«Какая-то часть меня жалеет, что мы обо всём узнали». Мину вполне устраивала жизнь – как Эйона их назвала? – «конченой эгоистки». Проглотив несколько кусочков и почти не ощутив вкуса, она понесла свой поднос к мусорному ведру. Друзья потянулись за ней, после чего в негласном единстве все поднялись назад в комнату Мины и Джикс.
Друзья Мины принялись тихо обсуждать увиденное, делясь своими мыслями и чувствами, а она, слушая их, села за свой стол и достала незаконченное эссе для профессора Дано. Скользнув взглядом по строчкам, Мина отложила его в сторону и, открыв альбом для рисования, начала рисовать могилы. Она не останавливалась, пока не добилась, как ей казалось, максимально возможного сходства: тени на плитах, даты, одинокая фигура человека – Мина не сразу поняла, что думает в этот момент об Эйоне, хотя по силуэту нельзя было понять, кто именно изображен. Лицо осталось скрыто.
Закончив с этим, она взялась за новый лист – и снова нарисовала могильные плиты с датами и оплакивающую погибших Эйону. А затем на оставшемся чистом месте Мина начала писать. Не своё эссе – по крайней мере, не то, что ей задали написать, и уж точно не то, чего от неё ждал профессор Дано.
Вместо этого она написала правду.
Она изменила почерк и не упомянула ни одного имени – ничего, что могло бы указать на неё, друзей или жителей заставы Дерн. Одни только факты, включая исторические ссылки и описание её встречи с премьер-министром. Закончила она призывом к действию:
Расскажите всем.
Мы убиваем людей.
Это нужно прекратить.
Положите конец фестивалю.
Мина отложила карандаш и уставилась на написанное. Решение было простым: не празднуйте. Ваши торжества вредят людям – так отмените их. Как правильно ответил папа, когда она спросила его о Беоне и Ринне: «Сказал бы им придумать другую игру». Им всего нужно – убедить других стражей отказаться от участия.
Не будет стражей – не будет и фестиваля.
Она заколебалась. А вдруг друзьям не понравится её идея? Что, если они её засмеют? Или…
Сделав глубокий вдох, Мина взяла лист бумаги и, развернувшись на стуле, протянула его друзьям. Джикс внимательно его изучила и передала Ферро и Зеку, а те по очереди показали его всем зверям, следя, чтобы ни одна искра на него не попала.
– Сколько копий сможешь сделать? – спросила Джикс.
– Найдите мне бумагу – и сделаю столько, сколько смогу.
Ферро и Зек убежали к себе и вернулись со стопками бумаги. Джикс нашла в своём столе ещё пачку.

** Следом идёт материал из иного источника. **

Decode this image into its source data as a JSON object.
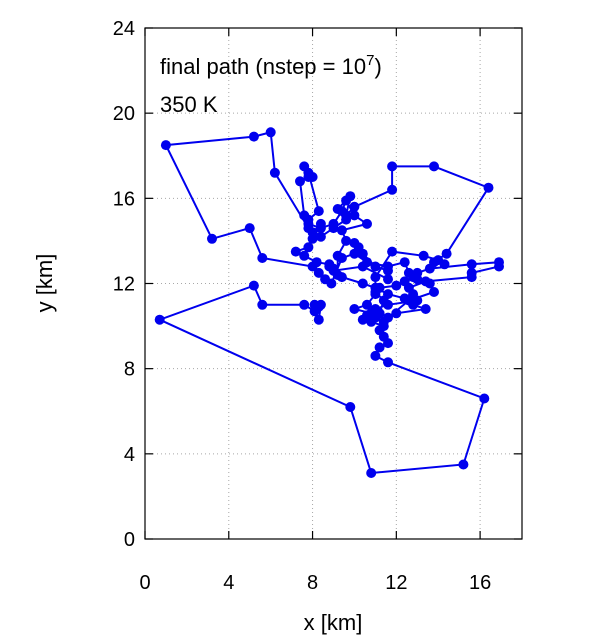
{
  "chart_data": {
    "type": "line",
    "xlabel": "x [km]",
    "ylabel": "y [km]",
    "xlim": [
      0,
      18
    ],
    "ylim": [
      0,
      24
    ],
    "xticks": [
      0,
      4,
      8,
      12,
      16
    ],
    "yticks": [
      0,
      4,
      8,
      12,
      16,
      20,
      24
    ],
    "grid": true,
    "annotations": {
      "line1_prefix": "final path (nstep = 10",
      "line1_exp": "7",
      "line1_suffix": ")",
      "line2": "350 K"
    },
    "series_color": "#0000ee",
    "series": [
      {
        "markers": true,
        "x": [
          10.2,
          10.0,
          10.4,
          11.0,
          11.6,
          11.6,
          10.4,
          9.0,
          8.8,
          9.2,
          9.2,
          9.6,
          9.4,
          10.6,
          10.0,
          9.6,
          9.4,
          9.0,
          8.4,
          7.8,
          7.6,
          7.4,
          7.8,
          8.0,
          7.6,
          7.8,
          8.3,
          7.8,
          7.8,
          6.2,
          6.0,
          5.2,
          1.0,
          3.2,
          5.0,
          5.6,
          8.0,
          8.3,
          8.6,
          8.9,
          9.4,
          10.0,
          10.6,
          11.6,
          12.4,
          12.6,
          13.0,
          13.6,
          13.8,
          12.6,
          11.6,
          11.2,
          11.4,
          11.0,
          11.0,
          11.8,
          13.3,
          14.0,
          14.3,
          13.8,
          14.4,
          16.4,
          13.8,
          11.8,
          11.8,
          10.0,
          9.6,
          9.8,
          9.2,
          9.6,
          9.0,
          8.4,
          8.0,
          8.4,
          8.0,
          7.8,
          7.2,
          7.6,
          8.2,
          8.8,
          9.0,
          9.4,
          10.4,
          11.0,
          11.6,
          12.4,
          12.8,
          13.4,
          12.0,
          11.4,
          11.0,
          10.8,
          10.0,
          10.6,
          11.0,
          11.2,
          12.0,
          12.4,
          12.8,
          13.0,
          13.6,
          15.6,
          16.9,
          16.9,
          15.6,
          15.6,
          13.4,
          12.6,
          12.8,
          13.0,
          11.6,
          11.0,
          10.8,
          10.6,
          10.4,
          10.8,
          11.4,
          11.2,
          11.4,
          11.6,
          11.2,
          11.0,
          11.6,
          16.2,
          15.2,
          10.8,
          9.8,
          0.7,
          5.2,
          5.6,
          7.6,
          8.1,
          8.3,
          8.4,
          8.3,
          8.1
        ],
        "y": [
          13.7,
          13.9,
          13.4,
          12.8,
          12.6,
          12.2,
          12.8,
          12.6,
          12.8,
          12.4,
          13.3,
          14.0,
          14.5,
          14.8,
          15.2,
          15.9,
          15.4,
          14.8,
          14.6,
          14.8,
          15.2,
          16.8,
          17.0,
          17.0,
          17.5,
          17.2,
          15.4,
          15.0,
          14.6,
          17.2,
          19.1,
          18.9,
          18.5,
          14.1,
          14.6,
          13.2,
          12.8,
          12.5,
          12.2,
          12.0,
          13.2,
          13.4,
          13.0,
          12.8,
          13.0,
          12.5,
          12.2,
          12.0,
          11.6,
          11.2,
          10.4,
          10.6,
          11.2,
          11.6,
          12.3,
          13.5,
          13.3,
          13.1,
          12.9,
          13.0,
          13.4,
          16.5,
          17.5,
          17.5,
          16.4,
          15.6,
          15.2,
          16.1,
          15.5,
          15.0,
          14.6,
          14.2,
          14.4,
          14.8,
          14.1,
          13.7,
          13.5,
          13.3,
          13.0,
          12.9,
          12.7,
          12.3,
          12.0,
          11.8,
          11.5,
          11.3,
          11.0,
          10.8,
          10.6,
          10.2,
          10.4,
          10.6,
          10.8,
          11.0,
          11.5,
          11.8,
          11.9,
          12.1,
          12.3,
          12.5,
          12.7,
          12.9,
          13.0,
          12.8,
          12.5,
          12.3,
          12.1,
          11.8,
          11.5,
          11.2,
          11.0,
          10.8,
          10.6,
          10.5,
          10.3,
          10.2,
          10.0,
          9.8,
          9.5,
          9.2,
          9.0,
          8.6,
          8.3,
          6.6,
          3.5,
          3.1,
          6.2,
          10.3,
          11.9,
          11.0,
          11.0,
          10.7,
          10.3,
          11.0,
          10.9,
          11.0
        ]
      }
    ]
  }
}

– Перед практикой все оставляют учебники на стеллажах рядом с полем, так? Давайте завтра после завтрака, пока все будут в воздухе, подложим эти листы внутрь, – предложила Джикс. – И подождём. Если услышим, что кто-то согласен с написанным, уведём его или её в сторонку и поговорим. Ни слова о том, что в этом эссе написано о
– А потом? – спросил Ферро.
– А потом мы донесём её до каждого стража Алоррии. – Джикс раскинула руки в стороны, будто могла дотянуться кончиками пальцев до границ страны.
И в этот момент Мина поверила, что всё действительно получится.
Глава двадцать первая
На следующее утро они приступили к осуществлению своего плана.
Под прикрытием привычного гула разговоров, шороха и звяканья посуды за завтраком Мина раздала друзьям по стопке эссе и, схватив булочку, убежала в комнату спать. Она всю ночь рисовала и писала под свет искр Пиксита. Тот тоже страшно вымотался – так что чешуя потускнела – и остался спать на лежанке. Но даже его громкий храп не помешал Мине тут же заснуть.
Проснувшись после полудня, она наделала ещё копий и вручила их Джикс, когда та вернулась с тренировки. От необходимости писать не своим почерком у Мины свело руку.
– Сказала Вире, что ты заболела, – отчиталась Джикс. – Но ей было не до этого. Она только и говорила что о каком-то иллюстрированном эссе, найденном в учебнике. – Она усмехнулась. – Сгорала от желания узнать, как оно там оказалось.
– Она что-нибудь сказала по этому поводу?
Джикс плюхнулась на кровать:
– Вира считает, что это выдумки больного человека. Не в смысле как ты. Ну, не как ты, если бы ты по-настоящему заболела.
«Значит, она не поверила». Мина взглянула на незаконченный рисунок могил. Пальцы дрожали, ребро ладони посерело от грифельной пудры.